Возвратимся теперь несколько назад и вновь зададим уже прозвучавший ранее вопрос. Кто же закопал столь грандиозные ценности, и по какой такой причине это было сделано? Первая часть вопроса тесно увязана со второй. Почему? Так это же очевидно. Представьте себе, что начальник гитлеровского конвоя, перевозившего «Янтарную комнату» из Екатерининского дворца, вдруг решил бы посамовольничать и вместо того, чтобы привезти её в Кёнигсберг, решил бы закопать до лучших времён в близь лежащем от очередного полустанка лесочке! Да его бы ГЕСТАПО так долго пытало бы и мучило, что тот рассказал бы и о том, что незаконного делала его бабушка в молодые годы! Он выложил бы им всё. А ведь известно, что даже приблизительная стоимость клада «Николы Лапотного» превышает стоимость Янтарного чуда света в десятки, если не сотни раз! И, тем не менее, вывезенные из Москвы сокровища были захоронены как раз на полпути между уже поверженной Москвой и всё ещё осаждённым Смоленском.
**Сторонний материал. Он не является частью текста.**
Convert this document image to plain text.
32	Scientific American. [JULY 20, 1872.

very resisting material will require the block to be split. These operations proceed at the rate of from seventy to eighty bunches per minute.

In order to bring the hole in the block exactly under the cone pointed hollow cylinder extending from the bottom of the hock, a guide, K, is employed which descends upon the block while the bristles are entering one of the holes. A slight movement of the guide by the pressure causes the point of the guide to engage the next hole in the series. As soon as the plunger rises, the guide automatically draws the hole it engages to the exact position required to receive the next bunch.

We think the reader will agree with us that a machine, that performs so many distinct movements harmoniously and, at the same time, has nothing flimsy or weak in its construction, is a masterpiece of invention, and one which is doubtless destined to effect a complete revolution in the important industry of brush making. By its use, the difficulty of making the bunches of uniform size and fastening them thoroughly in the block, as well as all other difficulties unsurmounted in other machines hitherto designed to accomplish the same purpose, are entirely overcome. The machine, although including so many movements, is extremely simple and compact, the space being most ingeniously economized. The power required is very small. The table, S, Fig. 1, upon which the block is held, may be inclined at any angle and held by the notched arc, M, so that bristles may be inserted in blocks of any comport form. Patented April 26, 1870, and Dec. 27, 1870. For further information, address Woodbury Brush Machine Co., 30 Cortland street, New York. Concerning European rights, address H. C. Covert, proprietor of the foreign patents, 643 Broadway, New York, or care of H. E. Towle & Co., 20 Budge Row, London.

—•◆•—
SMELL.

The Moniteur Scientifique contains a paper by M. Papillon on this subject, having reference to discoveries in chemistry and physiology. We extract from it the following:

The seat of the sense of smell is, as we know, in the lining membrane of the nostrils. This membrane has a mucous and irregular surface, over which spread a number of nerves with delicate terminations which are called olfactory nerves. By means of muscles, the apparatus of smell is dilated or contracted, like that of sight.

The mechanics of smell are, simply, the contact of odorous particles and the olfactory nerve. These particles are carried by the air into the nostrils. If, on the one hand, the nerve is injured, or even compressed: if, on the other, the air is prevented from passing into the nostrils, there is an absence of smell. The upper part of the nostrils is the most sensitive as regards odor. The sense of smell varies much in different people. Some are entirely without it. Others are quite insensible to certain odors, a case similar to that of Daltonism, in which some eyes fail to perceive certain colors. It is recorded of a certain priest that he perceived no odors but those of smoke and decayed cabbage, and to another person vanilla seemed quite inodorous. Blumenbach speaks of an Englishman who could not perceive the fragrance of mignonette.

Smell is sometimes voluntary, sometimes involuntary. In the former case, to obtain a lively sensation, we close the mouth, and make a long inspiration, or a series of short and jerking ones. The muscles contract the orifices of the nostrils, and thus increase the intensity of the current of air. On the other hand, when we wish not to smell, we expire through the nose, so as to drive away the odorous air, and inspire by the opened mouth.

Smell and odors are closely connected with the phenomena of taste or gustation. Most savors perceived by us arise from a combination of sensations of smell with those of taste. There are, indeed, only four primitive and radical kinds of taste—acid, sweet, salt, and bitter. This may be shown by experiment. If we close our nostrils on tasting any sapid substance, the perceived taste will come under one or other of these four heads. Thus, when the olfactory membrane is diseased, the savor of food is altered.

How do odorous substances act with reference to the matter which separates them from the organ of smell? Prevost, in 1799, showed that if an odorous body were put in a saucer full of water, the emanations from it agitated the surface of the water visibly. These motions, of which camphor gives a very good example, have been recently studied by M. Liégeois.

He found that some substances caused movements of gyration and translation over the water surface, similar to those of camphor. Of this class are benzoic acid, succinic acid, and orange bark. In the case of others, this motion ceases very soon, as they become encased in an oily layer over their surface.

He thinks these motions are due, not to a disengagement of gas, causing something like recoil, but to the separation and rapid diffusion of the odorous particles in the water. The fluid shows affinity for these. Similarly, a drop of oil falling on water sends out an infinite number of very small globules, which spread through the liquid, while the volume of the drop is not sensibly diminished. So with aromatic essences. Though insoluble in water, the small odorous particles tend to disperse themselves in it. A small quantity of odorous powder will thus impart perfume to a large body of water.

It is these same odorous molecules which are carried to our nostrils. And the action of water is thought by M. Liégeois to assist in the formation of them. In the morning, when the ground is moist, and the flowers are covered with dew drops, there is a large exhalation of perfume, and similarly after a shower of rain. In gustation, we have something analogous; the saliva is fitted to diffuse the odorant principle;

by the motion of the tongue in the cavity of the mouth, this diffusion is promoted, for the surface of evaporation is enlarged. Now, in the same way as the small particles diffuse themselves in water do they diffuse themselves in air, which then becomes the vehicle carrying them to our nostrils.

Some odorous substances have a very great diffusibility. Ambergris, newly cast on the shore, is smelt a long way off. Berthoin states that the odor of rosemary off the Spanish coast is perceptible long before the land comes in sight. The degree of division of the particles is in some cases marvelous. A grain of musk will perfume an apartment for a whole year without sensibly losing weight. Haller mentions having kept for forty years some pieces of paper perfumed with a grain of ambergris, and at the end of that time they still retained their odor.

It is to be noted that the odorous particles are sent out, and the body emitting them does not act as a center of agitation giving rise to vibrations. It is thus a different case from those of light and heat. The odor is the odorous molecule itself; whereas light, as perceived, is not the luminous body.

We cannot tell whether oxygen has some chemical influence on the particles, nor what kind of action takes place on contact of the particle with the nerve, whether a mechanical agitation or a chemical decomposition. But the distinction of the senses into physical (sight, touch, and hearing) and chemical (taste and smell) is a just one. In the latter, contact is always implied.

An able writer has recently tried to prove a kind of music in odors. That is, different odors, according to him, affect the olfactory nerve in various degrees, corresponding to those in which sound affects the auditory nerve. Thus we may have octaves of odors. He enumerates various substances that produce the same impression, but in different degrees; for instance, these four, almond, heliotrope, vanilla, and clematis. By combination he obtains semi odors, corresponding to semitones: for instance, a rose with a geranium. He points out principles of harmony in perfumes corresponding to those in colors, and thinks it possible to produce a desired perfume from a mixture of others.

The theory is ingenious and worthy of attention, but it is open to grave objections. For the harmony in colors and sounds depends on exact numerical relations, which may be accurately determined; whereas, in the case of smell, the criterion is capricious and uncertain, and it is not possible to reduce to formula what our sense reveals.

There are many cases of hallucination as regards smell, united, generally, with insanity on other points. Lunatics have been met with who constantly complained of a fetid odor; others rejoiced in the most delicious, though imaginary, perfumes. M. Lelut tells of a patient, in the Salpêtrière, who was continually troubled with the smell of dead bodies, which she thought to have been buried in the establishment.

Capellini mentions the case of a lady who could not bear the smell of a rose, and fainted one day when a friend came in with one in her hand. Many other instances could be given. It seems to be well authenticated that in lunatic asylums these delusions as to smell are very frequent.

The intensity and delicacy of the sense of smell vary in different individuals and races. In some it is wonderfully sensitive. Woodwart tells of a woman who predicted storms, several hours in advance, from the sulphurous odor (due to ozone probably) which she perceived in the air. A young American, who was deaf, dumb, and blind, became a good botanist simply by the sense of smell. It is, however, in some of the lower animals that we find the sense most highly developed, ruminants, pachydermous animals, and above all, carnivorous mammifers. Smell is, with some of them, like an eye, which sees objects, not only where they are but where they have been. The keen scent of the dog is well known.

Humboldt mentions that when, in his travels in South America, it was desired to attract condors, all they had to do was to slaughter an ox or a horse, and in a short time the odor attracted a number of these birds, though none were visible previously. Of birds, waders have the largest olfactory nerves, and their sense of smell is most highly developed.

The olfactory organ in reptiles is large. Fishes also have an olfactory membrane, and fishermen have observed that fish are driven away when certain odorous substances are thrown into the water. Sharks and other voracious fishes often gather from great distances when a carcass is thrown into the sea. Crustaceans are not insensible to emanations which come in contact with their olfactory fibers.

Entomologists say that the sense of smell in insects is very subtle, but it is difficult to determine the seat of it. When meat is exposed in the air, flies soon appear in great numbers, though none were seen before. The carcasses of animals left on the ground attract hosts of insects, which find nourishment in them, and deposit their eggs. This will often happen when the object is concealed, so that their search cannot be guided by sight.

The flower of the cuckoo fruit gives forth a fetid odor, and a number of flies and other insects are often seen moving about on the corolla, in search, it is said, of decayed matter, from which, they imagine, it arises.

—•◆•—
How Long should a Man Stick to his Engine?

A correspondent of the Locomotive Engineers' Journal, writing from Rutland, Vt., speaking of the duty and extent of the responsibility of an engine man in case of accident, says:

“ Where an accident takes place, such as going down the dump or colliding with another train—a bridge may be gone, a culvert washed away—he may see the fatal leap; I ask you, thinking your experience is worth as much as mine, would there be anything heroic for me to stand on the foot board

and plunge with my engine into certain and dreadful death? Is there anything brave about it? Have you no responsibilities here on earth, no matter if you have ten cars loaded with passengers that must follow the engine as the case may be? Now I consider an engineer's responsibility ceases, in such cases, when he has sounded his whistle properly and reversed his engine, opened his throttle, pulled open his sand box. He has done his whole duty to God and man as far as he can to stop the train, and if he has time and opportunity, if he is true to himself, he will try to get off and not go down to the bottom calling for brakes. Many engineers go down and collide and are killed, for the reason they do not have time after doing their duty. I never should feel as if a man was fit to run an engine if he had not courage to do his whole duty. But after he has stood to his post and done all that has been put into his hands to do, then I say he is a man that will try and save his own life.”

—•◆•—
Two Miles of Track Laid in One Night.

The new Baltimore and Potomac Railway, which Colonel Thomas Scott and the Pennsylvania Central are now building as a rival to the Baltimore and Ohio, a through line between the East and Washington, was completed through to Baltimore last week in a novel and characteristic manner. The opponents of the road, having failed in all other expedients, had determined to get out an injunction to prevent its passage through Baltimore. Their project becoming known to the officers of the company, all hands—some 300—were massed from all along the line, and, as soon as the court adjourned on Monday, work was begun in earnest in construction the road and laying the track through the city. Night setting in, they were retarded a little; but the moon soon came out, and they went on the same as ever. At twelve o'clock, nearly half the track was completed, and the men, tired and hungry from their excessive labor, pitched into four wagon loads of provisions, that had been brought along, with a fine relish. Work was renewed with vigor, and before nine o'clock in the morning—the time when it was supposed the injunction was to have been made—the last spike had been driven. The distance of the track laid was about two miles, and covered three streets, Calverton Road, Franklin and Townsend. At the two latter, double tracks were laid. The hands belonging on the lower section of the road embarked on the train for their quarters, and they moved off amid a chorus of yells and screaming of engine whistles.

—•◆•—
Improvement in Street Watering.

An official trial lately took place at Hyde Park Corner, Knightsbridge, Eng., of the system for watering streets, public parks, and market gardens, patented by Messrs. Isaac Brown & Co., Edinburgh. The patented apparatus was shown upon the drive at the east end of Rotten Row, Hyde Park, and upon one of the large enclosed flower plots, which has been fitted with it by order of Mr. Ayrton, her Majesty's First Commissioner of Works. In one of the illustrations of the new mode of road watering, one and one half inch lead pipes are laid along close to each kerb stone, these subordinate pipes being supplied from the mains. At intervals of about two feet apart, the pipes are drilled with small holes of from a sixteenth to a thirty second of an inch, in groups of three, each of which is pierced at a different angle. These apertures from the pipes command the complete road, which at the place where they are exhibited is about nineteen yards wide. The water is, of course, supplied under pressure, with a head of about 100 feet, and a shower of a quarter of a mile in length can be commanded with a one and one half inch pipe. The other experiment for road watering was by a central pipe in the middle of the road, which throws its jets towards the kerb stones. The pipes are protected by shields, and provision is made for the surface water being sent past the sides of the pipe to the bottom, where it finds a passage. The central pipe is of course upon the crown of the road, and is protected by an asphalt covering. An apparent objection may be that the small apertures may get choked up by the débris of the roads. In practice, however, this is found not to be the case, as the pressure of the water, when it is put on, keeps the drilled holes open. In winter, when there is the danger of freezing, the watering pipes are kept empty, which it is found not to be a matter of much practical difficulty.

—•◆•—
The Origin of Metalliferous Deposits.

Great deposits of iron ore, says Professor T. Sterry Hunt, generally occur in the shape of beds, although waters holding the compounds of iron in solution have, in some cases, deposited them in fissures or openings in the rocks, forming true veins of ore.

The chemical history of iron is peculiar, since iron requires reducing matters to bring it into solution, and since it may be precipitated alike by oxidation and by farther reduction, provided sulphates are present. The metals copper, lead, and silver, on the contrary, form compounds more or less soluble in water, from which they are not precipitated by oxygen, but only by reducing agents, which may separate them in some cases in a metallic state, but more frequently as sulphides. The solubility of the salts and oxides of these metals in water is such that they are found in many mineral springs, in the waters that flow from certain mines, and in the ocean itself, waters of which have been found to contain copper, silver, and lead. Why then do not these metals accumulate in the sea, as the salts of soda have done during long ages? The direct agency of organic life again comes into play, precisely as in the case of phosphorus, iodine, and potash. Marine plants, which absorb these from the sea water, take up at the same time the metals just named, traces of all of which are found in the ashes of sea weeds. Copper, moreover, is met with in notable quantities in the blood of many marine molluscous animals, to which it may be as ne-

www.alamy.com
Кто же отчаялся на подобную неслыханную дерзость, кто посмел провернуть столь потрясающую афёру? Чтобы не утомлять читателей слишком долгими рассуждениями скажу сразу, что подозрения наши пали, прежде всего, на польского князя Льва Сапегу, в ту далёкую пору занимавшего обширные пространства у реки Угры.
Только он, по нашему мнению, мог осмелиться оставить без вожделенной добычи законного польского государя, и его сына Владислава, считавшегося номинальным правителем московского государства. Кстати, последний и в Москве то ни разу не был, но подпись свою и печать на документах тех лет ставил исправно. Поступить подобным образом Сапега мог только по одной причине – если он сам тайно метил на царский престол в Кремле, и ни под каким видом не желал делиться драгоценной добычей с кем-либо ещё, втайне рассчитывая с её помощью осуществить свою крайне дерзкую идею. И, скорее всего им же была даже придумана оправдательная легенда о том, что лошадей, перевозивших драгоценную поклажу отравили в лесной глуши неведомые лиходеи. Ведь эти злоумышленники, своим актом злодейского саботажа, просто вынудив его, несчастного, срочно спрятать награбленное в самом неподходящем для этого месте. Алиби за счёт злодеев Сапега получил просто железное. Кстати сказать, ведь имелся и другой вариант кладовой записи, в котором этот эпизод отражён очень даже достоверно. Приведу достаточно ёмкий её отрывок.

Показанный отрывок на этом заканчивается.